Nevertheless, the recent boom in Argentinian wines can be traced back to the early 21st century when a weak peso meant the wines were very competitively priced on the global market.

24

Explain the effects if a product disappears from a particular market.

If a product disappears from a particular market, supply decreases. This will create opportunities for the competition, which could increase their sales.

However, the introduction of a new lower-priced or better-value wine may cause a fall in demand for other similar products and may force producers to lower their prices to remain competitive or look to alternative markets.

On a very simple level, for example, if a supermarket has run out of Echo Falls White Zinfandel, demand for Blossom Hill White Zinfandel may increase (or vice versa). If supply is limited, it may also be possible to raise prices.

25

Name 5 legislative and political factors influencing demand

  1. Laws prohibiting or limiting the sale of alcohol
  2. Government policies to reduce alcohol consumption
  3. Taxation
  4. International trade (agreements)
  5. Wine laws

These factors vary from country by country.

26

Name some examples of laws prohibiting or limiting sale of alcohol

  • The sale of alcohol is completely prohibited in a number of countries.
  • Other countries permit sales but these are tightly-controlled: for example, by limiting the sale of alcohol to state-owned monopolies and the USA's three-tier system. Any such controls inevitably limit the supply of wine and usually increase prices. 
  • Even in countries where alcohol is freely available, there is usually a minimum legal drinking age and sales of alcohol are generally limited to particular hours of the day.

27

Why is excessive alcohol a concern in many countries?

Excessive consumption of alcohol is a concern in many countries. Illness and injuries caused by regular or heavy drinking are placing an increasing strain on health services and drunkenness is seen as a significant factor in criminal behaviour.

28

What is the Loi Evin?

In France, the Loi Evin introduced in 1991, has greatly restricted the advertising of alcoholic drinks and is considered a significant factor in the reduction in wine consumption in France.

However, as a result, France is not now regarded by other wine-producing countries as a market with growth potential for premium wines.

29

What policy did the Scottish Government implement to reduce alcohol consumption?

The Scottish Government is the first to introduce ‘minimum unit pricing’ to reduce the availability of cheap alcohol.

The minimum price of an alcoholic drink will be GBP 0.50 per unit.

Therefore, a 75cl bottle of white wine with 12% abv (i.e. 9 units as defined in the UK) must cost at least GBP 4.50. Bottles were previously available for as little as GBP 3.

30

What policies do countries implement to reduce death and injury in traffic?

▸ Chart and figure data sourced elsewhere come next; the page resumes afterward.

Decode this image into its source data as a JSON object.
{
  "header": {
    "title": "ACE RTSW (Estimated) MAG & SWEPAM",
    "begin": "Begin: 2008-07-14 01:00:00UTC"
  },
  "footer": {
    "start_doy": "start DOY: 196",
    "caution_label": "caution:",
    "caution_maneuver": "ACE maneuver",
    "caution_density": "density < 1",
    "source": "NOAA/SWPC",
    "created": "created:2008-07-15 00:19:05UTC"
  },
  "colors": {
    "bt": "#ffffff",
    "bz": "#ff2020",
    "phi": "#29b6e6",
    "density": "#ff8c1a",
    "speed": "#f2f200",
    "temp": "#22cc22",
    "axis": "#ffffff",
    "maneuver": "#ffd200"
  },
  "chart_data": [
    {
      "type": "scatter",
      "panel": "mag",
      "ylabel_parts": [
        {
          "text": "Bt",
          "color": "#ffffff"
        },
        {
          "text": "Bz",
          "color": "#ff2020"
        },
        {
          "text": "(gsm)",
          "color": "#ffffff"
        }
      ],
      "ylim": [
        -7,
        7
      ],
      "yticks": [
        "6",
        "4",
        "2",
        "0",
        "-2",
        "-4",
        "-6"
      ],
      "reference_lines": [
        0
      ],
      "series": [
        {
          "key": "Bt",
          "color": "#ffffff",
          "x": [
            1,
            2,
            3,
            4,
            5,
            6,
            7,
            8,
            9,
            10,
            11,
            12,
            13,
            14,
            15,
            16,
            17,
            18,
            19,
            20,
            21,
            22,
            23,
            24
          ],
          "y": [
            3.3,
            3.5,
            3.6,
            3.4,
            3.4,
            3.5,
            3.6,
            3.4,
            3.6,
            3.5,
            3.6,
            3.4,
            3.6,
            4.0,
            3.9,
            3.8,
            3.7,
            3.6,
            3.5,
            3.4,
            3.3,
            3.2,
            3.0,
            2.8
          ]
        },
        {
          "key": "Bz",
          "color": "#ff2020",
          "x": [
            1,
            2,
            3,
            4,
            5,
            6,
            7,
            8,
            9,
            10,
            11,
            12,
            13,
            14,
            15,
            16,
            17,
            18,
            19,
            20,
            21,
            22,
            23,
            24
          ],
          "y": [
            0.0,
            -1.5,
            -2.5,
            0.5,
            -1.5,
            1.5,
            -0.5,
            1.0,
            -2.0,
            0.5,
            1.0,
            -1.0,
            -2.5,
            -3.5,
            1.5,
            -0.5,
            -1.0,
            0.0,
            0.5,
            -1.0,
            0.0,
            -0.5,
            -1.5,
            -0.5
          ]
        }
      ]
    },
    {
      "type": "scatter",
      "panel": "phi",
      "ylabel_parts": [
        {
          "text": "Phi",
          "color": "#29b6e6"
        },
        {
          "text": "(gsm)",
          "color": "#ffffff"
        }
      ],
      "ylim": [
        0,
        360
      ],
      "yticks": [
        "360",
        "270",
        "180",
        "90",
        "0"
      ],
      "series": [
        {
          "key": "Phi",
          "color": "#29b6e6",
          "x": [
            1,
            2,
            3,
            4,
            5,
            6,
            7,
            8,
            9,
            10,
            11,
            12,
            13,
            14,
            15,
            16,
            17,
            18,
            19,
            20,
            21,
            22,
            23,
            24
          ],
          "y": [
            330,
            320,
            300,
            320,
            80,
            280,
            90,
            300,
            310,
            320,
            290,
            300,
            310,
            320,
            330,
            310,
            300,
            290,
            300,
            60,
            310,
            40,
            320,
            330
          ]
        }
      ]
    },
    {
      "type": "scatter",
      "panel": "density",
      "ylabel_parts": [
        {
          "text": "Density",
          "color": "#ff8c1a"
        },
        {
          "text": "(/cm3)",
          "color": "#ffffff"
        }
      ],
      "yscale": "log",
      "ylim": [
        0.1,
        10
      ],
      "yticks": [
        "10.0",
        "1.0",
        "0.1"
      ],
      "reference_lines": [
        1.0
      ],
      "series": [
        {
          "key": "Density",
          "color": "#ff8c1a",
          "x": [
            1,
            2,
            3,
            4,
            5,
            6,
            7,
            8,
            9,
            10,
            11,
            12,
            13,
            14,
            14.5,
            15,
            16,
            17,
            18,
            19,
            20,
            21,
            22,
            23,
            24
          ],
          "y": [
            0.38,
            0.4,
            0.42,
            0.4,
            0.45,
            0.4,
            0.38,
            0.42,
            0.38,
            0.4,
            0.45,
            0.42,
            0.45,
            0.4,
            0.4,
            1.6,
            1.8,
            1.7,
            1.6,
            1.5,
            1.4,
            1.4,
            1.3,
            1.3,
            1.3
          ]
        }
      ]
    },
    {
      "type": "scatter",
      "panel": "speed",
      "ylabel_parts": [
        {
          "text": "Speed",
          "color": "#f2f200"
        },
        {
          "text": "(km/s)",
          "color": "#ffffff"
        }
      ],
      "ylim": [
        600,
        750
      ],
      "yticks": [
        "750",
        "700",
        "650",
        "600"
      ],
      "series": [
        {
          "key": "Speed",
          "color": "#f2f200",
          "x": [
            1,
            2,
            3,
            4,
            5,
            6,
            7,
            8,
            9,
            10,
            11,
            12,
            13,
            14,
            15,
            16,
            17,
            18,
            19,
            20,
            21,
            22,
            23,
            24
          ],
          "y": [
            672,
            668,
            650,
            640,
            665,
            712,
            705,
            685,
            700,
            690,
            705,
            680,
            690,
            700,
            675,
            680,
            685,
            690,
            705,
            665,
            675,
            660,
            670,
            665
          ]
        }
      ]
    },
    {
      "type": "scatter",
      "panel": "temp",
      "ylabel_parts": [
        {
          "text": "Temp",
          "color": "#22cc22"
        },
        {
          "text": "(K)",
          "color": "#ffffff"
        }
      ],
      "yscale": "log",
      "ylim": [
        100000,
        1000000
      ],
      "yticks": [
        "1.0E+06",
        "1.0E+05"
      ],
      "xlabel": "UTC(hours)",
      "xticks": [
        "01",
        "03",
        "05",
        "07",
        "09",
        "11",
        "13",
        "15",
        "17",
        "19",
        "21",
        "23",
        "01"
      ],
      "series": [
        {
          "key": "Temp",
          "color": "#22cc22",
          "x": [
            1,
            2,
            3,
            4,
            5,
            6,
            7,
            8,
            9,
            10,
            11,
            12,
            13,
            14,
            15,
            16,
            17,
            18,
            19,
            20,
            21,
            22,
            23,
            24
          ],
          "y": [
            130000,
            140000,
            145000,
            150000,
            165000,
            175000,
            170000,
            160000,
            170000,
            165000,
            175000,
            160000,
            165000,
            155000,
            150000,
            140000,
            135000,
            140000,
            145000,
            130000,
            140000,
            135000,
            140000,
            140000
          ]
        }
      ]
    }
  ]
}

Most countries impose a limit on the amount of alcohol that can be consumed before a person drives a motor vehicle.

The Blood Alcohol Concentration (BAC) limit varies between different countries but tends to move in a downward direction as countries try and reduce death and injury caused by drunk drivers.

For example, both New Zealand and Scotland have recently reduced the maximum BAC from 80mg/100ml to 50mg/100ml.

However, this is still higher than some countries: the maximum BAC in Norway and Sweden, for example, is 20mg/100ml.